Sentía al mismo tiempo la exaltación de la alegría, la angustia de lo desconocido y la turbación que se experimenta ante los cambios irrevocables del destino aunque superen los sueños.

—Vuestro pueblo muestra que os quiere mucho, señora —dijo a su lado un hombre grueso—. Pero apuesto a que el pueblo de Francia no tardará en quereros otro tanto, y en cuanto os vea, os dispensará una acogida semejante a este adiós.

—¡Ah! Vos seréis siempre mi amigo, messire de Bouville —respondió Clemencia con efusión.

Necesitaba hacer partícipes de su felicidad a los que la rodeaban y agradecer sus homenajes. El conde de Bouville, enviado de Luis X, que había llevado las negociaciones, había vuelto a Nápoles hacía dos semanas, para recogerla y conducirla a Francia.

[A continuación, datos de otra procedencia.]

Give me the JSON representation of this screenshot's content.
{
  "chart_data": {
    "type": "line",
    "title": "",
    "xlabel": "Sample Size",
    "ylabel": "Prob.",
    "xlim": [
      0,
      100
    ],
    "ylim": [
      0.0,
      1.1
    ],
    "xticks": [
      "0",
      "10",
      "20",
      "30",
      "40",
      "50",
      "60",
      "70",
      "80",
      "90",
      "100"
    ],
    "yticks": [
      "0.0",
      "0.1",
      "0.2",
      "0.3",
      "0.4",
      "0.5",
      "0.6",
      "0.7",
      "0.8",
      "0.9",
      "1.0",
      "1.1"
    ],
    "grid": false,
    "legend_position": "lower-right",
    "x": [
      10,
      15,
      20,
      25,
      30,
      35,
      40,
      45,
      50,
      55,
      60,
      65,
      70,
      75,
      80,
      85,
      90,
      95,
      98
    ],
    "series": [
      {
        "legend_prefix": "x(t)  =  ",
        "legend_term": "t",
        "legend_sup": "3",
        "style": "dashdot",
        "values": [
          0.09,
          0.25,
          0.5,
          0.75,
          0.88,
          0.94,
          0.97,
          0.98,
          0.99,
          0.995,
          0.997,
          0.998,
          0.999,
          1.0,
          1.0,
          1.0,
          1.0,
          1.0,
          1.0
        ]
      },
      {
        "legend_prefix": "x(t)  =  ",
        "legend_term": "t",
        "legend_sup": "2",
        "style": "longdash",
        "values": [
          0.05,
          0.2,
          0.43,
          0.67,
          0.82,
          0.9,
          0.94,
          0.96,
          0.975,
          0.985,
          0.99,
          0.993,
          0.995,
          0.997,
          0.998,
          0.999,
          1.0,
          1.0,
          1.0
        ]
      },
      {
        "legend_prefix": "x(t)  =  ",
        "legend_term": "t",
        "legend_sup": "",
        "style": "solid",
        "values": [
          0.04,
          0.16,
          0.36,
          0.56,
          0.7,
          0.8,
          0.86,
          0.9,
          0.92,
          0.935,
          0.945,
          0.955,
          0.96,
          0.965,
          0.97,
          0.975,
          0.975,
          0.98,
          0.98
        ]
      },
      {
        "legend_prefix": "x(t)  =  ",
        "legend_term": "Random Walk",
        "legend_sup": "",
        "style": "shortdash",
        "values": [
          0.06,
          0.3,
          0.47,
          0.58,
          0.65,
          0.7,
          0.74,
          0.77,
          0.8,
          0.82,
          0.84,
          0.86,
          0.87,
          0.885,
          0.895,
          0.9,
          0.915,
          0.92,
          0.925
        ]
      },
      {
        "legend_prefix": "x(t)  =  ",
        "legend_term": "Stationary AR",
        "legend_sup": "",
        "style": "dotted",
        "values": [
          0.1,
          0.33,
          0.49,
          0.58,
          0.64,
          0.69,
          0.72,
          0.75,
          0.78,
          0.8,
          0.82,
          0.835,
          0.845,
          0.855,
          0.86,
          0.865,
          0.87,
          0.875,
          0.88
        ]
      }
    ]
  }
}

—Y vos también, signor Baglioni, sois mi buen amigo —agregó ella, volviéndose hacia el joven toscano que servía de secretario a Bouville y guardaba los escudos de la expedición, prestados por los bancos italianos.

El joven se inclinó ante el cumplido.

Ciertamente todo el mundo era feliz aquella mañana. El grueso Bouville, que sudaba un poco con el calor de junio, echándose tras las orejas los mechones blancos y negros, se sentía a gusto y orgulloso de haber cumplido con su misión y de llevar a su rey tan espléndida esposa.

Guccio Baglioni soñaba en la hermosa María de Cressay, su secreta prometida, para quien llevaba un cofre de sederías y adornos bordados. No estaba seguro de haber acertado al pedir a su tío la agencia de la banca en Neauphle-le-Vieux. ¿Debía contentarse con un puesto tan insignificante?

«¡Bah! No es más que el principio —se decía—. Pronto podré cambiar de situación y, mientras tanto, pasaré la mayor parte del tiempo en París».

Seguro de la protección de su nueva soberana, no conocía límites a su ascensión; veía ya a María como dama de honor de la reina y se imaginaba a sí mismo con un cargo en la casa real… Con el puño sobre la daga y la barbilla levantada miraba desplegarse a Nápoles ante sus ojos bajo el sol.

Diez galeras escoltaron al navío hasta alta mar. Luego, los napolitanos vieron alejarse, disminuirse aquella blanca fortaleza que avanzaba sobre las aguas.